I could only gape at the woman. I knew. I knew what she meant. I knew every bit of the implication. But it had my mind completely shattered.
Larth’s wife stopped her efforts to remove my shirt herself and stared hard at me. “There wasn’t anyone else, you know,” she said. “Not before, not after. You’re the only one who could be the father of this baby.”
I didn’t dispute the claim. I couldn’t. I knew it was true. Maybe it was my imagination and the intensity of the moment, or even the intensity of the last few days, but I knew that the baby girl crying and wearing herself out as she lay on my legs was my daughter.
I let out a sob and cupped my hands around her tiny body, hoping she would live, hoping everything would be alright. I wept for everything that all of us had lost and for the struggle we’d gone through to get where we were.

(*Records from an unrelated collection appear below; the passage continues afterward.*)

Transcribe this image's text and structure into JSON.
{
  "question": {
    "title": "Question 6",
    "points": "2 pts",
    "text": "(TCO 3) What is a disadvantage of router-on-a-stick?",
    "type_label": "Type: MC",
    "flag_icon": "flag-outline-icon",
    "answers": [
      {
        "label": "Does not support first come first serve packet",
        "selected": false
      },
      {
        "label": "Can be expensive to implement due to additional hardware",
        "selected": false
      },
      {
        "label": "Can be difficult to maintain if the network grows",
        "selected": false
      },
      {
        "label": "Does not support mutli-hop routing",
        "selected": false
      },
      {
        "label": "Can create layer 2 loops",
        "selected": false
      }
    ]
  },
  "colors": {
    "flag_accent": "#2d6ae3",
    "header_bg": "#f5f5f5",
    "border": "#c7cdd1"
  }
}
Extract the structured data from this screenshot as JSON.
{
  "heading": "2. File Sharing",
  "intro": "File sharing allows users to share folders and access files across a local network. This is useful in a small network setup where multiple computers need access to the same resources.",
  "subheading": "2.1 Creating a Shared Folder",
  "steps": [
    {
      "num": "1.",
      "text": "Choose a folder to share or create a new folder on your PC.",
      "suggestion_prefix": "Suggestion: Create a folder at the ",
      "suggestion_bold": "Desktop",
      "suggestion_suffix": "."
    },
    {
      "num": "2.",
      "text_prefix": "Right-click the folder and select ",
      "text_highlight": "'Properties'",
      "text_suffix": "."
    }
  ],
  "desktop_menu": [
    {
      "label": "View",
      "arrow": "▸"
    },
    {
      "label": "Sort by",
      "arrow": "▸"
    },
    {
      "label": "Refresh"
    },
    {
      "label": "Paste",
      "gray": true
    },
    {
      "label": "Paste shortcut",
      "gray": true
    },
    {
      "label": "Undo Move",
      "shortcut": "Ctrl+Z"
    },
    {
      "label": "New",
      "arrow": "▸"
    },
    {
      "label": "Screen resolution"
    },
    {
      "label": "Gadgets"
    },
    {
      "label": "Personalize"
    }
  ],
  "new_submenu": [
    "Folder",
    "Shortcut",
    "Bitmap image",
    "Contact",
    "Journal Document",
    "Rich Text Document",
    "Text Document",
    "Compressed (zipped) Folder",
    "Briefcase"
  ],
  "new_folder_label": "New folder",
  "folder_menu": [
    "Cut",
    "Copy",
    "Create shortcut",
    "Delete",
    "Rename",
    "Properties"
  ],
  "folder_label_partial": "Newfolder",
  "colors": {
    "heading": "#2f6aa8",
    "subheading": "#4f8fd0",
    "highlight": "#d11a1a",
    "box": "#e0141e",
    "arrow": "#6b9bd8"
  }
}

“Don’t you go crying over your sins,” Larth’s wife scolded me, completely misunderstanding my emotion. “Do you think we can look after her? Me and my husband and my daughter? We’ve got troubles of our own. You created this life, now be a man and take responsibility for it.”
I nodded, not caring that Larth’s wife thought my feelings were exactly the opposite of what they were. I picked my baby girl up and tucked her under my shirt so that she lay against my skin, against my pounding heart. I held her there with so much care and sudden affection, lowering my lips to kiss her fussy head.
Larth’s wife rocked back, her expression changing to confusion. I didn’t care if she stopped to realize what I was really feeling. That moment belonged to me and my baby and to no one else.
Well, maybe Appius and Mara as well.
“She’s so small,” Appius said, kneeling by my side and touching the baby’s head. “I can’t believe she’s alive.”
“She seems pretty strong for a baby who’s just had so much trouble being born,” Mara said, tilting her head as she stood next to the chair and stared down at the baby in my arms.
“Agnes was a strong woman,” Larth’s wife said from the bedside, where she was staring down at Agnes’s lifeless, mangled form now. “She was so happy when she discovered she was with child. She kept saying that her pretty man would come back, and that you would marry and have a family together.” She sniffled and wiped her cheek, then glanced to me. “She was right about you coming back.”
“But I don’t understand how,” the other woman said with a strange, bereft look. “General Rufus blocked the mountain pass. He ruined the bridges and spread rocks on the road. I saw the long bridge myself. There’s no way across.”
“We just barely made it across,” Mara explained to her. “There are six of us. The other three are downstairs. We can tell you the entire story.”
The young woman suddenly looked excited. “If they made it across, so can I,” she told Larth’s wife. “I can get back to him. I can go back to Loren.”
A wave of grief for everything we’d all been through buffeted me, but it was like the innocence surrounding my baby girl blocked it from hurting me.
“You can’t go back,” Mara said with more compassion than I’d ever heard in her voice. She stepped closer to the woman. “The long bridge was only half there when we reached it. We crossed it, but only barely. It crumbled and fell when Appius was crossing, and Conrad only barely saved his life before the whole thing fell into the ravine. The kingdom is lost to us now.”
“No, no!” The woman turned and threw herself against Larth’s wife, weeping bitterly.
Larth’s wife embraced her, weeping herself. “My daughter’s husband and two of her children are still in Corvus,” she explained. “Flora and the baby came to visit me right before General Rufus and his men laid waste to the mountain pass.”
She didn’t need to say anything else. My heart bled for Flora. It was very possible she’d never see her husband and children again.
“We need to dispose of Agnes’s body and clean up,” Mara said a few moments later, as the intensity of the situation began to steady. “Conrad, you need to tend to the baby. Appius, you should rest too. Go downstairs and see if Lucius and the twins have eaten their fill yet. Tell them to take care of Agnes. I need something to eat myself, and so do you, Conrad.”
I nodded and started to stand, my daughter still snuggled against me. As soon as I was on my feet, I sucked in a hard breath and stared at Mara.
“What is she going to eat?” I asked. “Agnes is dead. Babies need milk. She’s too small to eat anything else.”
“I can feed her,” Flora moaned through her tears.
“But not now,” Larth’s wife said, frowning at me. “We’ve been through too much.”
I could have laughed at that and told her a dozen stories from the last month alone that would have the hair standing on the back of her head. But I knew my baby could wait.
I let Mara push me downstairs, along with Appius, to the inn’s common room. A few more people than just Lucius, Leander, and Darius were there. They all turned our way and looked in astonishment as I entered the room with the baby under my shirt, her head visible to all.
“Is that…is that a baby?” Darius asked, his face scrunched in mock horror.
“She’s my baby,” I told him with a ferocity I hadn’t expected.
Darius’s teasing expression immediately turned to one of shock. “She is?”
“Wait, you have ababy?” Leander stood and came over to take a look.